How to make it as a jazz singer

When you're in grad school, everyone is motivated to make a living as a performer, but not everyone will make it. Jazz singer Amy Yassinger is one of the ones who made it, in just a few years after we both graduated with our masters from Western Michigan University.

You moved to Chicago after your masters degree. How did you get from being new in a new city to doing gigs most nights of the week?
I started working side jobs. At one point I had side jobs between demos, singing, teaching, and I worked at Victoria secret. I was going crazy for a while. December of 2009 this teacher was fired at the high school I was teaching at, and I was handed the studio. I quit all my jobs and I started leading my own group in July 2009. I just kind of built it from there. First gig I had, I had responded to an ad and I gave them my website and they hired me on. Other places I would sit in with other bands. Venues liked me and they wanted to hire me with my own group. Full time performing started in January of 2010, with about two to five gigs a week.

"Venues liked me and they wanted to hire me"

Do you feel that the education you received helped you in the real world?
It didn't help me with dealing with the business end of it, but it helped just learning songs and working with people. I started my own company for weddings and restaurants, and places wanted to write one check only, so I had to open up my own business (LLC Yazz Jazz). For tax purposes I pay musicians through the business versus myself. I learned that from other musicians, not in school. I didn't learn how to schmooze with people, constantly emailing and calling and showing up, following up. It's annoying.

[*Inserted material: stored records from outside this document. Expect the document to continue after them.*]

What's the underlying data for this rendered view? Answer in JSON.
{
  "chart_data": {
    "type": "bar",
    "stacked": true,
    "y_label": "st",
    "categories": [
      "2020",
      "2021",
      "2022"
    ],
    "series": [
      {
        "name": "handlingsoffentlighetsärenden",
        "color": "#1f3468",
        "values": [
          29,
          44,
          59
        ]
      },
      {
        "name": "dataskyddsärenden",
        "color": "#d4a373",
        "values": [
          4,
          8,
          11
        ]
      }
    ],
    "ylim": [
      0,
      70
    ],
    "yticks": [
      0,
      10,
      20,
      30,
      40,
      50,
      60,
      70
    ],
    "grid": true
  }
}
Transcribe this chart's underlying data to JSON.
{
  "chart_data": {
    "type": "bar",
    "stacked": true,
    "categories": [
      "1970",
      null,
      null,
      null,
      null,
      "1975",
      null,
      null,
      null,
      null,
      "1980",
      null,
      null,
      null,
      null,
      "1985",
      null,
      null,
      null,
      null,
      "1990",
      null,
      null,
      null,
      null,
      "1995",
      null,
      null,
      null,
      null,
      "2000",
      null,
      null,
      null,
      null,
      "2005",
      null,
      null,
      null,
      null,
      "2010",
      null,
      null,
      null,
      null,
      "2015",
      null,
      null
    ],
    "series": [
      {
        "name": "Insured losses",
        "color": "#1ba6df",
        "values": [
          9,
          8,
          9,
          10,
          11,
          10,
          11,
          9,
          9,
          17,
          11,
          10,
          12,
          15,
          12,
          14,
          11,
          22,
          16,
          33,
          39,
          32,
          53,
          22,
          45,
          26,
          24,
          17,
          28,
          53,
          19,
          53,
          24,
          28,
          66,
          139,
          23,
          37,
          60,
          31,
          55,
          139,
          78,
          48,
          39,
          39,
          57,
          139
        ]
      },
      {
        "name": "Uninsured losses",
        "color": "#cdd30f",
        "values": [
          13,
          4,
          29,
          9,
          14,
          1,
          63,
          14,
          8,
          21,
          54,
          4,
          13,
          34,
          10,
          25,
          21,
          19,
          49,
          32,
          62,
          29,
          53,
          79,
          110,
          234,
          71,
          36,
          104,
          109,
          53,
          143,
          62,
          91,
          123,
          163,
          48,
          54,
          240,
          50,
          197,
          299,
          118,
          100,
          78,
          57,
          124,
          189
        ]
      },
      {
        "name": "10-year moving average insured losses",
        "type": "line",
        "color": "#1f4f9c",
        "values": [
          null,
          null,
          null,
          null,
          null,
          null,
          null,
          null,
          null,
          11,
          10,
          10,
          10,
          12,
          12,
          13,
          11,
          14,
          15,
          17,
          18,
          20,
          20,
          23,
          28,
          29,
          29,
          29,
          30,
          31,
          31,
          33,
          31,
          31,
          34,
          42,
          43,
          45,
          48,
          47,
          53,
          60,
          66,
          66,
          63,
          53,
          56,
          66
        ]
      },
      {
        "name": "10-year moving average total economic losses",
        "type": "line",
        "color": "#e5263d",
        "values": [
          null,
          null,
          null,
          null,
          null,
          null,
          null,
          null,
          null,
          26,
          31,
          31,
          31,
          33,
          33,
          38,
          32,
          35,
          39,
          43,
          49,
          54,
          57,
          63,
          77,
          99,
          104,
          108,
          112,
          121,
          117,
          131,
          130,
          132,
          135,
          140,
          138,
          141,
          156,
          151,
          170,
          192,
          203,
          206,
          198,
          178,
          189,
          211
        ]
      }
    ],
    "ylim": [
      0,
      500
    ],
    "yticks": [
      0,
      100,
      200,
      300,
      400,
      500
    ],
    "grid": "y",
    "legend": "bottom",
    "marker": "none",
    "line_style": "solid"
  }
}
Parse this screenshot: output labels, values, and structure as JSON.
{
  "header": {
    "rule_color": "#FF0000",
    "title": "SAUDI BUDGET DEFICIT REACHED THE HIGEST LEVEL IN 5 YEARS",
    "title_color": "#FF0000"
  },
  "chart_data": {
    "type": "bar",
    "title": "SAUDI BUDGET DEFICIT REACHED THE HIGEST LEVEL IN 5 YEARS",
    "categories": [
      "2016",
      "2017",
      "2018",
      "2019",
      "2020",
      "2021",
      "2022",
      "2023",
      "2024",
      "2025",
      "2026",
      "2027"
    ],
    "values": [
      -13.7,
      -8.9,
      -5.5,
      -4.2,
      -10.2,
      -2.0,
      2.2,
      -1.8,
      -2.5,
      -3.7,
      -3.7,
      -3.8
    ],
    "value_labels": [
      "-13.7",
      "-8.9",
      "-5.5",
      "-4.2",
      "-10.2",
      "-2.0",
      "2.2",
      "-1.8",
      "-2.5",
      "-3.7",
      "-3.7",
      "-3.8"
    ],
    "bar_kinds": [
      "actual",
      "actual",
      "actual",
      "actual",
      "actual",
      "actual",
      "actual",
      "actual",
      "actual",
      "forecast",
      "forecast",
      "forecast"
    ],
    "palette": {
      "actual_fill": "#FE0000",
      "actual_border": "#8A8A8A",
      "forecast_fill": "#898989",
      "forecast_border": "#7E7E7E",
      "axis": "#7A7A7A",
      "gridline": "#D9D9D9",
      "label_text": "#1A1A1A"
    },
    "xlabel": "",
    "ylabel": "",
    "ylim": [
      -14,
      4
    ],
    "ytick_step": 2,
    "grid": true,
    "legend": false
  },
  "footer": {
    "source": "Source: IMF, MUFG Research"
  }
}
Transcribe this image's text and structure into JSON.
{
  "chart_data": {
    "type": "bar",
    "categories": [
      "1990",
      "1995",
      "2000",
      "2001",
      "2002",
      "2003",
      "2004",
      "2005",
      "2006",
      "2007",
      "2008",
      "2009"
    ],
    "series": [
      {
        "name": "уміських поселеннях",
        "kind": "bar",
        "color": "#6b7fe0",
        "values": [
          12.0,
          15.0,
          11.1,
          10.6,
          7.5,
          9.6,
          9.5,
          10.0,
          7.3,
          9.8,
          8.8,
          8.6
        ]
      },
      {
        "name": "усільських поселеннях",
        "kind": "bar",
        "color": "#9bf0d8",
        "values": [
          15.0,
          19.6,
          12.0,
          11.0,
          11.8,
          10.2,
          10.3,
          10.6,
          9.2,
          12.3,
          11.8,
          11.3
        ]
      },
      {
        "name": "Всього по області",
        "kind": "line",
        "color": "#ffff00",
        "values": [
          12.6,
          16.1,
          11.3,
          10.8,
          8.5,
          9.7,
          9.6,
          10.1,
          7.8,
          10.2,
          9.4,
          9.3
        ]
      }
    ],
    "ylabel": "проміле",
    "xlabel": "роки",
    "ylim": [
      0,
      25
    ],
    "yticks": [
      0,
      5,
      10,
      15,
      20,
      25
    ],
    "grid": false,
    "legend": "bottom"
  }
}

"You have to convince people that 
musicians are people too"

What do you know now that you wished you knew while in school?
That I should have had a job at the school and pay towards my education while in school, because student loan debt is pretty obscene. I feel like I got a diverse experience musically between University of Miami and Western Michigan University. I was in big band and rock band in Miami, and Western was more rigid and strict with Gold Company and more complex jazz songs. Miami gave me the real world experience, because I had a teacher who would send me on her gigs to sub.

"There's always someone 
willing to do the gig for free"

What aspects of your job surprised you?
How often you have to convince people who are hiring you that musicians are people too. For example they don't realize they need to feed musicians and pay them a decent wage so that they can live. I just flat out tell them: "listen it's typical to feed and pay the musicians at least this amount. If that's not gonna work out in your budget let me know what will and we will figure something out." You don't want to anger them because you want them to hire you, and there's always someone out there who is willing to do it for free or cheaper. You have to convince the musicians that they should be happy that they're working at all. It's better to work and make $80 than not work at all. 9 times out of 10, that $80 gig will lead to a private party that will pay $150.

"You can't be complacent"

What do you think is the main challenge of people of your generation who want to be or are performers?
Getting a chance, getting an opportunity. I think a lot of people want other people to do the work for them. A lot of it is being at the right place at the right time, knowing the right people, Ultimately being flexible, being willing to sing or play songs that they don't like or that they deem stupid. Great example, we had a woman on Friday night screaming at us to play dance music, and we're playing jazz standards and love songs that couples were dancing too, and she wanted rowdy music. We ended up playing Chain of Fools, because you have to please every one you can.

Any other thought?
You can't sleep. You have to constantly email people and make phone calls. You can't be complacent.